Now, “hacking” is how a lot of things are “tried and discovered” in science and programming. I am as guilty as any other scientist or programmer of having PROUDLY developed many beautiful hacks that saved people lots of time, money, and effort. Some of those hacks are still in use, because over time they gained trust and certainty. Vaccination ITSELF is a beautiful HACK that saved millions of lives. The easy cases – stuff like rabies and smallpox – are particularly awesome results.
Hell – IVERMECTIN IS A HUGE HACK!
It’s a great hack! It’s an awesome hack, because one of the HACKED ELEMENTS is that the therapeutic margin is INSANELY LARGE. The hack isn’t GREAT, but the hack can’t screw up!
These kinds of “safe hacks” rarely come along. Ivermectin is so awesome precisely because it’s an antiviral HACK.
SO – don’t consider this as much “anti-vaccine” as PRO-TRUTH. These hacky vaccines are hacky as hell, and absolutely UN-MANDATABLE, in my opinion as a scientist. Mandating a HACK is almost always STUPID. But almost all hacks lead to something good, if you TREAT THE DAMN THING AS A HACK.
“Haxxines”. Be careful with the damn things. They’re HACKY. Are you sure you want to take one? Not me. These don’t look like a “great hack”. They look like a BAD HACK that’s gonna need a lot of fixing.
And I say that as somebody who had to FIX a lot of other people’s HACKS.
9. Stillbirths and Miscarriages
The Gateway Pundit reminds us that there appears to be a HUGE jump in miscarriages, stillbirths, and “uterine dumps” after the haxxine. It’s NOT just obvious in the VAERS data – the facts are slipping out thanks to honest healthcare workers.
The HORROR is that most hospital administrations seem to be hiding the numbers.
December 11, 2021, 12:00 pm
by Alicia Powe
You have to click on this link above and look at the numbers. They’re shocking even to non-scientists, but to a scientist, this SHOULD be obvious as hell.
Look – I’m going to be very straight with you. The numbers are absolutely scary, because they are “anecdotal but precise and outside the range where any kind of error matters”. These are very often “two or more orders of magnitude things”. If you don’t see them, you’re bloody blind, or trying very hard not to see them.
If this happened for any other reason than the vaccine – something like “water pollution” or a “serial killer nurse in hospitals”, the authorities in Canada where this was documented would be FREAKING. But let’s be real – because if it’s the haxxine, it’s THEIR POLICY, and so suddenly they act like they don’t know what’s going on.
And the media just goes along with the insane pretense of ignorance.
What we’re talking about is a situation where numbers of stillbirths jumped by TWO ORDERS of magnitude – from less than ten to nearly 100 in the same timeframe – AND we have a likely suspect that OTHER evidence supports.
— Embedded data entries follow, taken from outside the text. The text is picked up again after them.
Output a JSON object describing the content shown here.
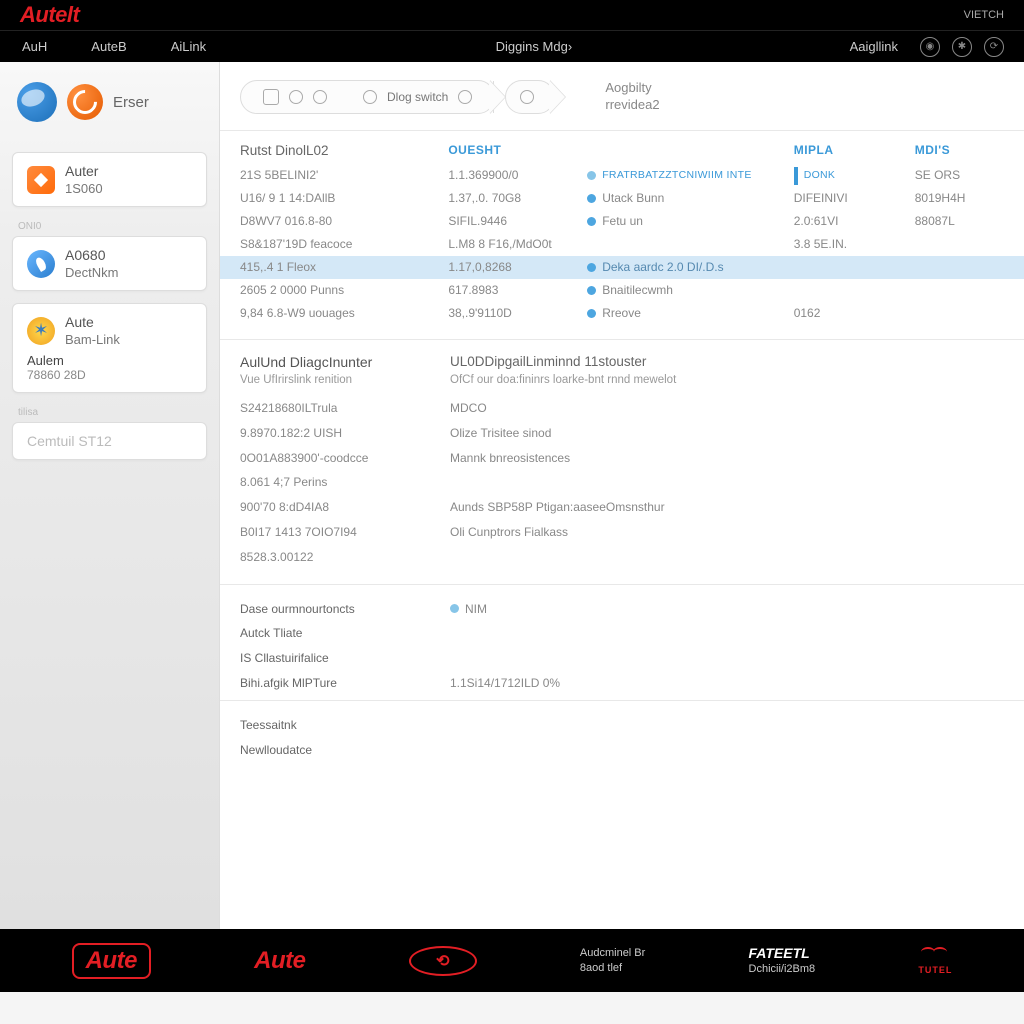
{
  "brand": {
    "logo": "Autelt",
    "top_right": "VIETCH"
  },
  "menu": {
    "items": [
      "AuH",
      "AuteB",
      "AiLink"
    ],
    "center": "Diggins Mdg›",
    "right": "Aaigllink"
  },
  "sidebar": {
    "eraser": "Erser",
    "cards": [
      {
        "title": "Auter",
        "sub": "1S060"
      },
      {
        "title": "A0680",
        "sub": "DectNkm"
      },
      {
        "title": "Aute",
        "sub": "Bam-Link",
        "line1": "Aulem",
        "line2": "78860 28D"
      },
      {
        "title": "Cemtuil ST12"
      }
    ]
  },
  "breadcrumb": {
    "step2": "Dlog switch",
    "side_t": "Aogbilty",
    "side_b": "rrevidea2"
  },
  "sec1": {
    "h1": "Rutst DinolL02",
    "h2": "OUESHT",
    "h4": "MIPLA",
    "h5": "MDI'S",
    "rows": [
      {
        "c1": "21S 5BELINI2'",
        "c2": "1.1.369900/0",
        "c3": "FRATRBATZZTCNIWIIM INTE",
        "c4_badge": "DONK",
        "c5": "SE ORS"
      },
      {
        "c1": "U16/ 9 1 14:DAllB",
        "c2": "1.37,.0. 70G8",
        "c3": "Utack Bunn",
        "c4": "DIFEINIVI",
        "c5": "8019H4H"
      },
      {
        "c1": "D8WV7 016.8-80",
        "c2": "SIFIL.9446",
        "c3": "Fetu un",
        "c4": "2.0:61VI",
        "c5": "88087L"
      },
      {
        "c1": "S8&187'19D feacoce",
        "c2": "L.M8 8 F16,/MdO0t",
        "c3": "",
        "c4": "3.8 5E.IN.",
        "c5": ""
      },
      {
        "c1": "415,.4 1 Fleox",
        "c2": "1.17,0,8268",
        "c3": "Deka aardc 2.0 DI/.D.s",
        "c4": "",
        "c5": ""
      },
      {
        "c1": "2605 2 0000 Punns",
        "c2": "617.8983",
        "c3": "Bnaitilecwmh",
        "c4": "",
        "c5": ""
      },
      {
        "c1": "9,84 6.8-W9 uouages",
        "c2": "38,.9'9110D",
        "c3": "Rreove",
        "c4": "0162",
        "c5": ""
      }
    ]
  },
  "sec2": {
    "h1": "AulUnd DliagcInunter",
    "h2": "UL0DDipgailLinminnd 11stouster",
    "s1": "Vue UfIrirslink renition",
    "s2": "OfCf our doa:fininrs loarke-bnt rnnd mewelot",
    "rows": [
      {
        "c1": "S24218680ILTrula",
        "c2": "MDCO"
      },
      {
        "c1": "9.8970.182:2 UISH",
        "c2": "Olize Trisitee sinod"
      },
      {
        "c1": "0O01A883900'-coodcce",
        "c2": "Mannk bnreosistences"
      },
      {
        "c1": "8.061 4;7 Perins",
        "c2": ""
      },
      {
        "c1": "900'70 8:dD4IA8",
        "c2": "Aunds SBP58P Ptigan:aaseeOmsnsthur"
      },
      {
        "c1": "B0I17 1413 7OIO7I94",
        "c2": "Oli Cunptrors Fialkass"
      },
      {
        "c1": "8528.3.00122",
        "c2": ""
      }
    ]
  },
  "sec3": {
    "rows": [
      {
        "c1": "Dase ourmnourtoncts",
        "c2_dot": true,
        "c2": "NIM"
      },
      {
        "c1": "Autck Tliate",
        "c2": ""
      },
      {
        "c1": "IS Cllastuirifalice",
        "c2": ""
      },
      {
        "c1": "Bihi.afgik MlPTure",
        "c2": "1.1Si14/1712ILD 0%"
      }
    ]
  },
  "sec4": {
    "rows": [
      {
        "c1": "Teessaitnk"
      },
      {
        "c1": "Newlloudatce"
      }
    ]
  },
  "footer": {
    "l1": "Aute",
    "l2": "Aute",
    "oval": "⟲",
    "stack1_t": "Audcminel Br",
    "stack1_b": "8aod tlef",
    "stack2_t": "FATEETL",
    "stack2_b": "Dchicii/i2Bm8",
    "mark": "TUTEL"
  }
}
Scientifically, it’s a NO DAMN BRAINER.
- The numbers are STARK and MASSIVE
- The number one suspect MUST BE vaccination
- The haxxine has demonstrated proper suspect actions
- The haxxine has awesome explanatory mechanisms
- The haxxine makers HID THE EXPLANATORY DATA
- The haxxine makers have been caught hiding and lying before
This is not hard. This is where the audience SCREAMS AT COLUMBO. And they scream at Columbo, because he’s still playing dumb, and hasn’t yet pointed his good eye at the suspect, and his cigar at the roof, and said “One more thing, Mrs. Psaki.”
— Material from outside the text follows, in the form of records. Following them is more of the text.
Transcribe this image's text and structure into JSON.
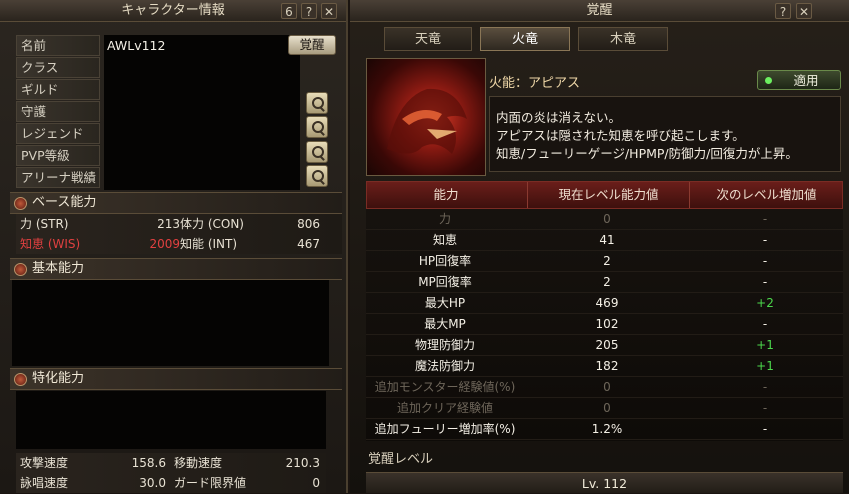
{
  "left": {
    "title": "キャラクター情報",
    "title_icons": [
      "6",
      "?",
      "✕"
    ],
    "info_labels": [
      "名前",
      "クラス",
      "ギルド",
      "守護",
      "レジェンド",
      "PVP等級",
      "アリーナ戦績"
    ],
    "name_value": "AWLv112",
    "awaken_button": "覚醒",
    "base_section": "ベース能力",
    "base_stats": {
      "str_label": "力 (STR)",
      "str_value": "213",
      "con_label": "体力 (CON)",
      "con_value": "806",
      "wis_label": "知恵 (WIS)",
      "wis_value": "2009",
      "int_label": "知能 (INT)",
      "int_value": "467"
    },
    "basic_section": "基本能力",
    "special_section": "特化能力",
    "bottom_stats": {
      "atk_speed_label": "攻撃速度",
      "atk_speed_value": "158.6",
      "move_speed_label": "移動速度",
      "move_speed_value": "210.3",
      "cast_speed_label": "詠唱速度",
      "cast_speed_value": "30.0",
      "guard_label": "ガード限界値",
      "guard_value": "0"
    }
  },
  "right": {
    "title": "覚醒",
    "title_icons": [
      "?",
      "✕"
    ],
    "tabs": [
      "天竜",
      "火竜",
      "木竜"
    ],
    "active_tab": 1,
    "ability_name": "火能：アピアス",
    "apply_button": "適用",
    "description": [
      "内面の炎は消えない。",
      "アピアスは隠された知恵を呼び起こします。",
      "知恵/フューリーゲージ/HPMP/防御力/回復力が上昇。"
    ],
    "table_headers": [
      "能力",
      "現在レベル能力値",
      "次のレベル増加値"
    ],
    "rows": [
      {
        "name": "力",
        "current": "0",
        "next": "-",
        "dim": true
      },
      {
        "name": "知恵",
        "current": "41",
        "next": "-"
      },
      {
        "name": "HP回復率",
        "current": "2",
        "next": "-"
      },
      {
        "name": "MP回復率",
        "current": "2",
        "next": "-"
      },
      {
        "name": "最大HP",
        "current": "469",
        "next": "+2",
        "green": true
      },
      {
        "name": "最大MP",
        "current": "102",
        "next": "-"
      },
      {
        "name": "物理防御力",
        "current": "205",
        "next": "+1",
        "green": true
      },
      {
        "name": "魔法防御力",
        "current": "182",
        "next": "+1",
        "green": true
      },
      {
        "name": "追加モンスター経験値(%)",
        "current": "0",
        "next": "-",
        "dim": true
      },
      {
        "name": "追加クリア経験値",
        "current": "0",
        "next": "-",
        "dim": true
      },
      {
        "name": "追加フューリー増加率(%)",
        "current": "1.2%",
        "next": "-"
      }
    ],
    "awaken_level_label": "覚醒レベル",
    "awaken_level_value": "Lv. 112"
  },
  "colors": {
    "accent_red": "#e04040",
    "green": "#4cd84c",
    "table_header": "#6a1e1a"
  }
}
I cannot for the life of me understand why the CDC/FDA/DNC complex is MANDATING a bad vaccine for a COLD – a vaccine that so obviously causes stillbirths – unless that’s the plan.
Well, we know Democrats like abortion, and they like contraception, and this vaccine is a bit like a lottery halfway between them, and – damn, Mrs. Psaki – THAT SURE MAKES SENSE.
Don’t take the haxxine if you’re pregnant, or ever planning to get pregnant. Just don’t. It’s just stupid.
Something is VERY WRONG with this vaccine, and just because the people who would be hurt by the admission won’t admit it, doesn’t mean there isn’t something very wrong with the vaccine.
I mean haxxine.
8. Your Kid Could Get a “Toxic Batch” of the Pfizer Vaccine.
If you’re thinking of vaccinating your kids, you need to be aware of the fact that the Pfizer vaccine for kids appears to have a “toxic batch problem” very similar to the adult vaccine.
Not only is the number of adverse outcome events in children absolutely unacceptable, in my opinion – there seems to be a systematic problem with the vaccine which has NOT been identified.
I definitely recommend reading THIS article.
Now, I’m going to be completely blunt here. IGNORING all of the possibilities of long-term damage, like myocarditis, pericarditis, stroke, sterility, etc., and JUST looking at “immediate reactions to the Pfizer COVID vaccine”, and then comparing THOSE reactions to most childhood vaccines, which are absolutely DWARFED in VAERS by the Pfizer numbers, I don’t think there is any way that I would vaccinate a young child, older child, teen or young adult with this vaccine.
It’s just POINTLESS. The risks from the disease itself to those cohorts are absolutely minuscule and mild, but the risks from the vaccine are definite and serious – and FAR WORSE than EVERY other vaccine. In fact, they’re far worse than historic bad vaccines that got withdrawn.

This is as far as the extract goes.